As usual, it was a turbulent summer for social spaces in Milan. On July 27th an investigation involving RiMaflow has started, and Commonfare is following the evolution of this complex event, which worsened due to an eviction procedure that has been postponed untile November, 28th. Additionally, other social spaces have been evicted: the social center Zip (whose eviction happened not even three hours after the occupation undertaken by the Student Network) and the Collective Lambretta (July, 31st), to come to the highlight of these days: to evict (“in a soft way” according to the newspapers) Macao from the building located in viale Molise, where it grew up, in grace and beauty, becoming a hotspot for the city.
It is almost impossible to remind the long list of initiatives promoted over the years by Macao, a space born to be a museum from below, a catalyst of people's desires, and which has become, over time, a place of cultural and artistic experimentation that has opened fields of research (from the economy of events to bitcoins and complementary currency experimentation) and generated extraordinary meetings. Macao has redeveloped a neglected space and has made it open and attractive to most of the national and international intellectuals - which have in fact visited it over time - as well as to many young people who have crowded parties and concerts.
This is the actual meaning of “social innovation” that inspires us, and we recall it every day by collecting stories on commonfare.net. Words such as "community" and "democracy" or "social ecosystem", values such as participation, transparency, solidarity, collective planning must be practiced and made concrete. Does the Municipality of Milan want to sell the building located in Viale Molise to collect funds to fill the gaps in the municipal budgets, within a package of cost increases that worries a lot the inhabitants of the city, or is the city council ceding to a repressive maximalist line, imposed from the outside? In either case, the narration of a wealthy, creative, open and enlightened city stumbles upon the impoverishment of meaning, resources, and energies. The concern that the cruel neoliberal dogma and an acute punitive fundamentalism prevail, prescribing the agenda to politics even when the government is supposed to be progressive, is very high in Italy, especially in this historical moment.
Commonfare is a European project: we do research, not politics. However, the object of our research is, in fact, a possible alternative model to that of financial capitalism that impoverishes people, cutting forms of support and remaining blind not only to the needs but paradoxically even to possible solutions. Precarity and poverty represent a form of control that tries to impose silence and undermines the opportunities for exchange among people. However, despite the obstacles, people and social realities continue to strive to build, piece by piece, this different self-determined model in stubborn and contrary direction. From this point of view, our attention and sensitivity are also and already political: it is a research - at once ideal and immanent – about the links between life and politics, between life and knowledge.
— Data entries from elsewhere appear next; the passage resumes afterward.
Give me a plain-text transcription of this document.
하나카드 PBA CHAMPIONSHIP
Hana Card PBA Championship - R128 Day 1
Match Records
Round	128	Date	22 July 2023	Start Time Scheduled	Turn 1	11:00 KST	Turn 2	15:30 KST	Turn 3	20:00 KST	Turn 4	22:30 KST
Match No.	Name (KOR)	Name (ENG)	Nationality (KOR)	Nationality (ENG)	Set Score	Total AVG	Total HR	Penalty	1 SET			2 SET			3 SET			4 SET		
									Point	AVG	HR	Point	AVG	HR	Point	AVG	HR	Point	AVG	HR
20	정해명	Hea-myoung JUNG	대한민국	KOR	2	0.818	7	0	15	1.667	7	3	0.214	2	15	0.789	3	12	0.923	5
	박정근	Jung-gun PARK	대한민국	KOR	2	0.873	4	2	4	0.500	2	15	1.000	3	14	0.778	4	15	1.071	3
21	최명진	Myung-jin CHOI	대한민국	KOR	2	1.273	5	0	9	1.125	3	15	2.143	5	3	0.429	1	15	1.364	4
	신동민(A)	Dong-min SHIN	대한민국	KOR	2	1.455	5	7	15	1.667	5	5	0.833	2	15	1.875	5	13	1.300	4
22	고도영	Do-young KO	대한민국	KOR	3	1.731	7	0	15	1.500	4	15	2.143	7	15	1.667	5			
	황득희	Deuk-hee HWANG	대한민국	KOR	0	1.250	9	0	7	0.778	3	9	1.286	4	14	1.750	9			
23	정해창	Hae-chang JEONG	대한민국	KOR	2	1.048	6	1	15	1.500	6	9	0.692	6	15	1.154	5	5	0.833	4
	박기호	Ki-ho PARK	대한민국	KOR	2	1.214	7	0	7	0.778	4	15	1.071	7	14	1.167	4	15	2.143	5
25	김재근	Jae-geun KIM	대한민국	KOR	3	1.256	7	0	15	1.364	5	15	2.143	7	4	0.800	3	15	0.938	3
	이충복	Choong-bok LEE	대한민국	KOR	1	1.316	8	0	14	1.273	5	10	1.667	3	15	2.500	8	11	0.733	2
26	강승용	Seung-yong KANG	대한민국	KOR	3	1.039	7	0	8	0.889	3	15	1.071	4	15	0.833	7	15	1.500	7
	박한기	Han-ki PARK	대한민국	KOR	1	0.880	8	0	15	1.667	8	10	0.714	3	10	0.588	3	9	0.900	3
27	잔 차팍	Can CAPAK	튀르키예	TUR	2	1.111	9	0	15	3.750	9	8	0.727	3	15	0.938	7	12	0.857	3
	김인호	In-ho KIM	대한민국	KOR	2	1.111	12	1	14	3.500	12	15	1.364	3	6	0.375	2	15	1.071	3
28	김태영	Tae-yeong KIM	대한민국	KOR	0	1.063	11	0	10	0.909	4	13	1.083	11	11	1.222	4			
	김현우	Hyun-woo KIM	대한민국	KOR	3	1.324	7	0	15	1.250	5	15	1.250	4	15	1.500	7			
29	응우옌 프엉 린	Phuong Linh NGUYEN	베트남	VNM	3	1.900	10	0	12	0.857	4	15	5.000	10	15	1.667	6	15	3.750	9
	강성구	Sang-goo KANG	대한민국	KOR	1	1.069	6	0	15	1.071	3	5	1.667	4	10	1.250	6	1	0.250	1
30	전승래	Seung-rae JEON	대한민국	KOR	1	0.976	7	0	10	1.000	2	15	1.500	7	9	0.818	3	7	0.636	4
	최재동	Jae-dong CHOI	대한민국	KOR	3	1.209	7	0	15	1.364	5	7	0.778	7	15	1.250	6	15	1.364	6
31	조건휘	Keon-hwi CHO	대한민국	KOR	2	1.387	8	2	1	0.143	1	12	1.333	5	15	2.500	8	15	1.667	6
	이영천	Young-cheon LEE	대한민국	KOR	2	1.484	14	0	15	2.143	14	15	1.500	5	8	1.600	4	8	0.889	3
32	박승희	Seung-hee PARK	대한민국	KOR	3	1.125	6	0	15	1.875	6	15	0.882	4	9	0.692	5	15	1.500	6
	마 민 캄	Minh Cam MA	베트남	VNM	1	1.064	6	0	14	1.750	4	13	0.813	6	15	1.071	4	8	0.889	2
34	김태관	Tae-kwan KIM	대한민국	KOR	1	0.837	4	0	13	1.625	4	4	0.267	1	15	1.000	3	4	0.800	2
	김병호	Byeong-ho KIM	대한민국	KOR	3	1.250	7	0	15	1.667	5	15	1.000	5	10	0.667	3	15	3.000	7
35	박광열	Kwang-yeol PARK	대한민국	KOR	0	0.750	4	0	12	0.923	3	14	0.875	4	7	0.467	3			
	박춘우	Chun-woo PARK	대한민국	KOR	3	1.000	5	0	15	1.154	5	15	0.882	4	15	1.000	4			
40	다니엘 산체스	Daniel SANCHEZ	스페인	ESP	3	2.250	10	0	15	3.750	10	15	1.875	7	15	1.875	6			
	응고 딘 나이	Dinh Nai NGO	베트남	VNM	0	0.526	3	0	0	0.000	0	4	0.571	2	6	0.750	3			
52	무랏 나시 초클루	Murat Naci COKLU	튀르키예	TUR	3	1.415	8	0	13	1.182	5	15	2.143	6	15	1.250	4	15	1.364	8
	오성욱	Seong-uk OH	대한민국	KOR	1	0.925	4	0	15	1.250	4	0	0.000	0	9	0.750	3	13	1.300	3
A complex tangle in which multiple materials and arguments, signs, intuitions and practices are embedded.
Macao, as well as RiMaflow, takes part in this project as bottom-up welfare “good practices” that we have investigated in order to identify possible common ideas and uses, to the advantage of sociality and the creation of a supportive community. Last July, Macao was at the center of the experimentation of a complementary currency - called Santa Coin - at the Santarcangelo Festival, developed with the support of the Commonfare project.
Macao is part of our research community and will continue to speak up also through commonfare.net. Macao thinks of resisting, but also of accelerating, endowing itself with useful tools to start a social enterprise. We can call it an “enterprise of the commonwealth”, making concrete a form of social ownership already mobilized in the past few months, but which now Macao is trying to really shape.
The recent events regarding RiMaflow and Macao put on the table a question that seems increasingly unavoidable: why do the forms of autonomous and social experimentation – forced to grow, at least in Italy, on a formal level of illegality – are subject to repression instead of being an incentive to the institutions by triggering processes of valorization and innovation?
We will follow Macao's path with great interest, not only from the point of view of our research, but also as citizens who are interested in new projects of cultural participation. The next meeting with the city of Milan will be on October 5, “Requiem for the neoliberal left”. We’ll keep you posted!